Regarding the region distribution of MDR-TB, our findings showed the top three cases were in India, China and Pakistan which was consistent with the WHO reports [4, 5, 30]. These regions have reported the highest incidence rates of TB, which can be attributed to the ecnomics and undernutrition [1, 4, 5], certainly, other social determinants should be taken into consideration as well, such as education, medical techniques, occupation, and social class [31, 32]. However, when we included the total population of the country for burden estimation, we discovered that the Sub-Saharan Africa, particularly in Somalia, had a significantly larger rate compared to other regions. Although the number of cases in this region was not obvious, the proportion of patients in relation to the total population of their country was significant, which would impose a serious burden on their country. Other related study [26] have also indicated that, there were higher mortality rates due to TB in the eastern and western regions of Sub-Saharan Africa in 2019. This finding highlights the urgent need to pay attention to the issue of MDR-TB in the African region as well. A recent study has demonstrated that the implementation of effective social protection and poverty eradication programs could potentially lead to a substantial reduction in the incidence and mortality rates of TB [33]. Hence, it is imperative for these countries to prioritize the allocation of healthcare resources, particularly focusing on impoverished regions, reducing hunger, and developing social protection programs specifically targeting underprivileged households with TB patients.

In addition, the Joinpoint regression analysis provides temporal trends rather than the overall percentage change trends from 1990 to 2019, which offers more accurate and detailed information than others [34, 35]. All four indicators exhibited an overall ascending tendency from 1990 to 2019, with a subsequent decline from 2005 to 2019. This trend was consistent with the global tuberculosis report [5], which indicated a decline in the number of deaths and incidence rate of TB but not at a rate sufficient to achieve the 2020 milestone of a 20% reduction. Meanwhile, Lange emphasized that despite the global decrease in the burden of TB and improvements in treatment rates, MDR-TB remains a substantial global health threat, characterized by high mortality rates [36]. Therefore, within the field of TB prevention and control, it is essential to recognize MDR-TB as a critical component. The focus should not only be on reducing the incidence of TB but also on efforts to decrease the number of drug-susceptible TB cases transitioning to drug-resistant forms.

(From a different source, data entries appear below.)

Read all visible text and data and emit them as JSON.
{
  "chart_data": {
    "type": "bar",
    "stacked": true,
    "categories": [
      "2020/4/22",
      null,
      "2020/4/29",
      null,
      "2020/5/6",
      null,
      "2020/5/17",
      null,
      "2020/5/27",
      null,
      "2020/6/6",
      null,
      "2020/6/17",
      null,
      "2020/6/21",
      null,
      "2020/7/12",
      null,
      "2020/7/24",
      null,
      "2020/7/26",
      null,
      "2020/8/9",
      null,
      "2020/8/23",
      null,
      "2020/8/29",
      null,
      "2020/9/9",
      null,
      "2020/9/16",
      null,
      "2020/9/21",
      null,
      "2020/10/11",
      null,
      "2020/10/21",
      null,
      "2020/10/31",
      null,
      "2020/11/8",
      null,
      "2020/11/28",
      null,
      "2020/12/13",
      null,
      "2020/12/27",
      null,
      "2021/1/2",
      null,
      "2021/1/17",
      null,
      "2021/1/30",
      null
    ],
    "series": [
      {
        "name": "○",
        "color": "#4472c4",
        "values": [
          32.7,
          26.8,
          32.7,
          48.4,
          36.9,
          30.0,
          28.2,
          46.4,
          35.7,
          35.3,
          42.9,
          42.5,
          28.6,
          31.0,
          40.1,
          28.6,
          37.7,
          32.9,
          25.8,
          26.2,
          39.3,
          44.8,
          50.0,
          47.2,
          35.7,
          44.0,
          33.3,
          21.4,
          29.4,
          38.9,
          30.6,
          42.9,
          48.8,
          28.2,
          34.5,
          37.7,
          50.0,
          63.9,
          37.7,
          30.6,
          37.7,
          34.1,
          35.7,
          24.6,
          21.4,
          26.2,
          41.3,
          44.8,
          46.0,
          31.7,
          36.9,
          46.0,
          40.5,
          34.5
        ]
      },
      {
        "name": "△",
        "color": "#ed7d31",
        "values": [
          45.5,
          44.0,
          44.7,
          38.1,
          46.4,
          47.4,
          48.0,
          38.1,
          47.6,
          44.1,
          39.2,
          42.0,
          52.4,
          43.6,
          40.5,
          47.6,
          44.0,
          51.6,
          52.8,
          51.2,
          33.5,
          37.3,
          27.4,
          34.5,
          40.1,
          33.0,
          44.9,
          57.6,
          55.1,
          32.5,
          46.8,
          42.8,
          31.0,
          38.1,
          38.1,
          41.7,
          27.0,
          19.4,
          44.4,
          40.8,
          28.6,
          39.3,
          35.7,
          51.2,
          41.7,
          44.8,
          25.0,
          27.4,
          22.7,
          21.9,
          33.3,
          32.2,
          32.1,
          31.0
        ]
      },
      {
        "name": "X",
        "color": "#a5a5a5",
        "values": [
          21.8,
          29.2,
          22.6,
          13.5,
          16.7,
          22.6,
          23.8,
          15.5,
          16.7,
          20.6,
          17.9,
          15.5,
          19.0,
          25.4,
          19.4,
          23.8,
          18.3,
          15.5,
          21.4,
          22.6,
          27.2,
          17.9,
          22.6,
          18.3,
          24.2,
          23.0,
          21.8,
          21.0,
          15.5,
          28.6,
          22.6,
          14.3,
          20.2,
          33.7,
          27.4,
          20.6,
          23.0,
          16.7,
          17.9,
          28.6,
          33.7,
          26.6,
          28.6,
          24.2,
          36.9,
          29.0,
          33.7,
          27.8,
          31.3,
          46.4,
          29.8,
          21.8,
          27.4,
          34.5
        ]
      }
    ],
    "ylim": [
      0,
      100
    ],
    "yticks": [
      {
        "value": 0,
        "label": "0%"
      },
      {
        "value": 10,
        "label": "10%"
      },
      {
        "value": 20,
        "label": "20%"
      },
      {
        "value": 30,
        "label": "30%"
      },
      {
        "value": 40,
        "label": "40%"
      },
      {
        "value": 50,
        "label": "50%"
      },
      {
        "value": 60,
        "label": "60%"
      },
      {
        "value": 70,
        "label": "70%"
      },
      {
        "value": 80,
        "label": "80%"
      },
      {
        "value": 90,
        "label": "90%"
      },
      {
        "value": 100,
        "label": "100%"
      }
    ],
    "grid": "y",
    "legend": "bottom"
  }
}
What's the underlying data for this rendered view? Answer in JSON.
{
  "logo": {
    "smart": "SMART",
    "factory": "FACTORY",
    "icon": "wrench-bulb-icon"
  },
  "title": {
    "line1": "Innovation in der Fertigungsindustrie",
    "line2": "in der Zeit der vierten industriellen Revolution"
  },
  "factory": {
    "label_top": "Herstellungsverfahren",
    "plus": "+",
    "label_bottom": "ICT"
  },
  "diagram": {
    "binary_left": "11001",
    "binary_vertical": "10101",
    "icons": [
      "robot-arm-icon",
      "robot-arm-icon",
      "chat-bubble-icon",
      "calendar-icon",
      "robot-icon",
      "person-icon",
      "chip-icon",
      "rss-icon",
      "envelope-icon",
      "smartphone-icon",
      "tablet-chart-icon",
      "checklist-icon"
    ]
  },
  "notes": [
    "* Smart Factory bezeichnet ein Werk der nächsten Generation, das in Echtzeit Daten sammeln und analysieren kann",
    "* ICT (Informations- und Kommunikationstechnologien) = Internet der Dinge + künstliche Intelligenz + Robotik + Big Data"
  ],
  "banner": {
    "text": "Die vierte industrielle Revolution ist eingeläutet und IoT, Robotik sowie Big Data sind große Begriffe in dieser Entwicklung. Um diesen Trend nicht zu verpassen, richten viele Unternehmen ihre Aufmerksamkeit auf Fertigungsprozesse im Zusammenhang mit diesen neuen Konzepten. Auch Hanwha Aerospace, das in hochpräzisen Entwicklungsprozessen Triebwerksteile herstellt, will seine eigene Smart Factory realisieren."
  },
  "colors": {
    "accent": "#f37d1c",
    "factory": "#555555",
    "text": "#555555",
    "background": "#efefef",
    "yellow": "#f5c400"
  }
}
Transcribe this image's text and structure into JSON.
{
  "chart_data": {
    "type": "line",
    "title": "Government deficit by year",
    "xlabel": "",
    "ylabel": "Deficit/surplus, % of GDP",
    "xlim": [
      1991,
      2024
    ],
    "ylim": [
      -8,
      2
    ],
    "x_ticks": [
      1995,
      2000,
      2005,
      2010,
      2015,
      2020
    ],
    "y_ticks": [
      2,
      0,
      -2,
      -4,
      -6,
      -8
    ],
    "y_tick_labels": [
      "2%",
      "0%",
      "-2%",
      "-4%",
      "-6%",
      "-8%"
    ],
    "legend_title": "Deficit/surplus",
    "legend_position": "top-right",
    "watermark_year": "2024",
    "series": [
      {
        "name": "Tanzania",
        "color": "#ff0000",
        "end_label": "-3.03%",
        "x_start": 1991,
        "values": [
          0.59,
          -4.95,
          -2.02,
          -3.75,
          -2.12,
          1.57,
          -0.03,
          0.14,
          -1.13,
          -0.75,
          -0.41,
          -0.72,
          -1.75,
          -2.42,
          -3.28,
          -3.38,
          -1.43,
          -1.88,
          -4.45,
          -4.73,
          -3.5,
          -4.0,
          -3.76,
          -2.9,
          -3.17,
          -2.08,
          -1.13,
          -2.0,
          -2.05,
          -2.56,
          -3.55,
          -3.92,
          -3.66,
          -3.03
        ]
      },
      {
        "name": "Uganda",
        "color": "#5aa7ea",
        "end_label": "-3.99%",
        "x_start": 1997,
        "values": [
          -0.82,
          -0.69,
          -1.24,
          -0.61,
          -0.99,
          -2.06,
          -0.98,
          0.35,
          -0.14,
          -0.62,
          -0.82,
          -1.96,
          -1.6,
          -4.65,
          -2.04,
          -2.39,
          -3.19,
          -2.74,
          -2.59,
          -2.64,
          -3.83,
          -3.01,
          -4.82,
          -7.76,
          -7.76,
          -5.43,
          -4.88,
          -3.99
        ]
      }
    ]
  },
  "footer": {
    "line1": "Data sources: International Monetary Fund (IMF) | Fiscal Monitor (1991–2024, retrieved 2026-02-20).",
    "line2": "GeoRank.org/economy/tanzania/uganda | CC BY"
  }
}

Some limitations should be acknowledged. The data used in this study, derived from GBD 2019, provides estimated values that depend on the quality of the underlying data, which may vary across regions, leading to potential underestimations of the burden of MDR-TB in certain areas. Currently, the GBD dataset is only updated until the year 2019, and the findings of this study exclusively examine the prevalence of MDR-TB infections up to and including 2019. Further research is warranted to investigate the post-2019 trends in MDR-TB prevalence and the impact of the coronavirus disease 2019 pandemic on MDR-TB dynamics. Furthermore, this study did not conduct specific analyses of countries with high MDR-TB burdens, which would require further investigation.

Conclusion

In conclusion, our analysis of GBD 2019 data has revealed significant disparities in the global distribution of MDR-TB, encompassing variations in population, regions, and temporal. It is evident that the MDR-TB stayed on a persistent threat to public health, and concerted global action is necessary to address this challenge. Countries and health organizations should adopt a multi-faceted approach tailored to their specific circumstances, aiming to identify suitable policies and strategies to collectively work towards the goal of “Ending TB”.